The Boolean Satisfiability Problem (SAT) remains a cornerstone of computer science, with applications spanning formal verification, artificial intelligence, operations research, and cybersecurity. Despite significant advances in SAT solving techniques, the exponential nature of the search space continues to pose challenges, particularly for large-scale instances encountered in real-world applications. This thesis presents two approaches to enhance SAT solvers' efficiency.
The first contribution introduces ESBP_SEL, a novel hybrid approach that combines Effective Symmetry Breaking Predicates (ESBP) with Symmetric Explanation Learning (SEL) through the concept of local symmetries. Experimental results demonstrate that ESBP_SEL significantly outperforms existing methods on highly symmetric instances, particularly unsatisfiable ones.
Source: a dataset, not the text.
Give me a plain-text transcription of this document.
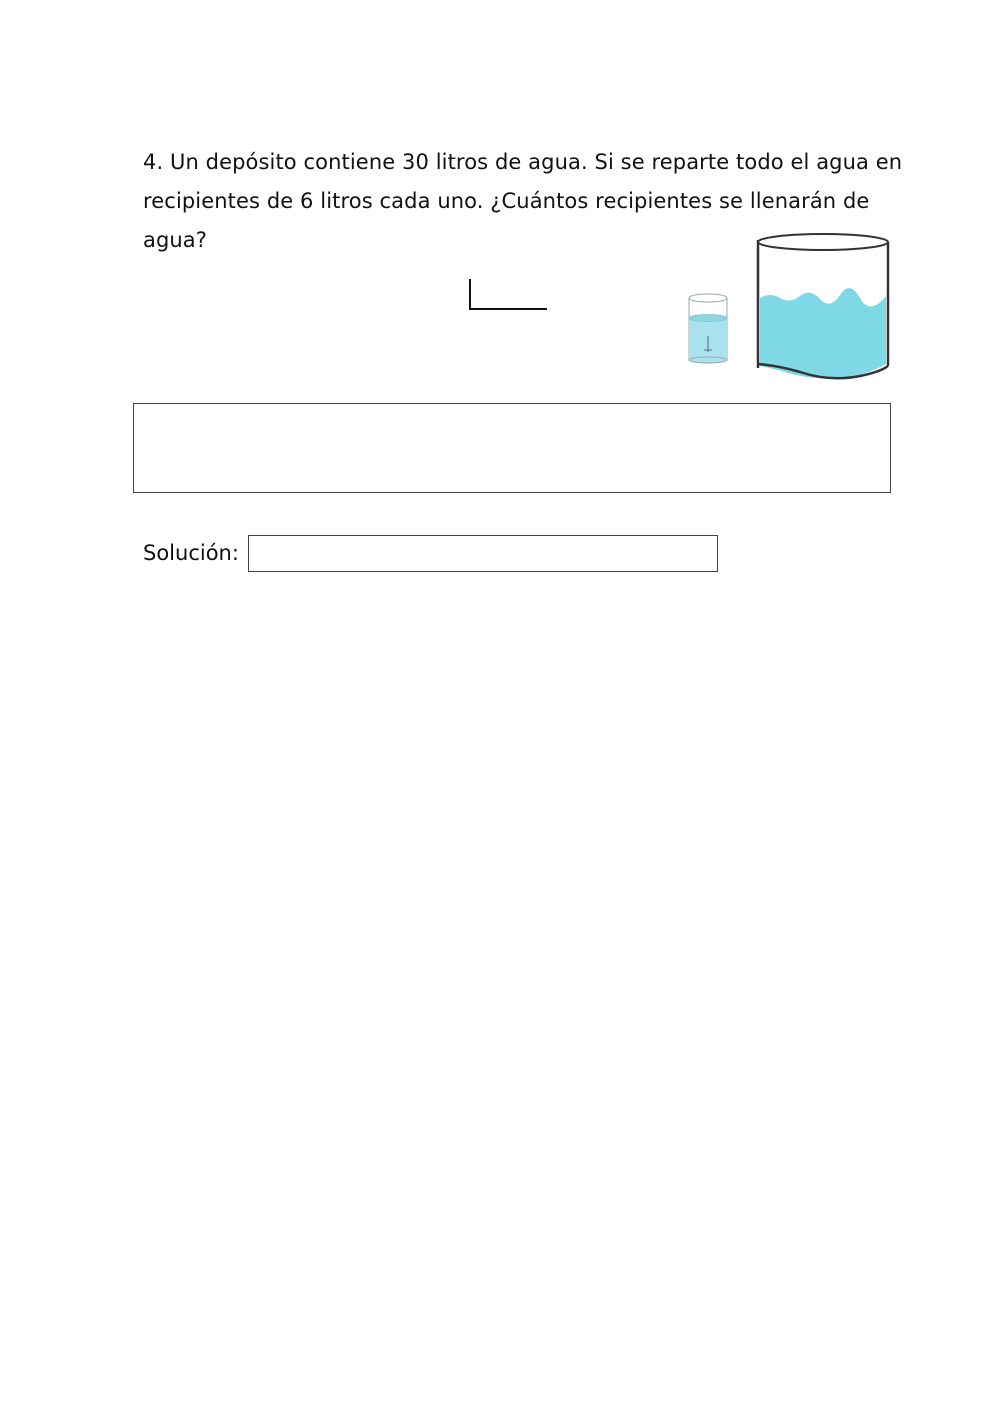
4. Un depósito contiene 30 litros de agua. Si se reparte todo el agua en recipientes de 6 litros cada uno. ¿Cuántos recipientes se llenarán de agua?

Solución:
The second contribution addresses the initialization problem in CDCL SAT solvers through a series of genetic algorithm-based approaches. The base approach, GASPI (Genetic Algorithm for SAT Polarity Initialization), employs evolutionary computation to identify promising initial variable assignments. This is further enhanced in GASPI-ML, which uses machine learning techniques to predict optimal genetic algorithm parameters based on formula characteristics; and in GASPI+, a self adaptive genetic algorithm. These techniques show marked improvement over traditional initialization methods, particularly on satisfiable instances.
By pushing the boundaries of symmetry exploitation and solver initialization, this thesis opens new avenues for tackling complex SAT problems efficiently, with potential impacts across multiple domains. The insights and techniques developed herein contribute to the ongoing quest for expanding the horizons of computational capability in SAT solving.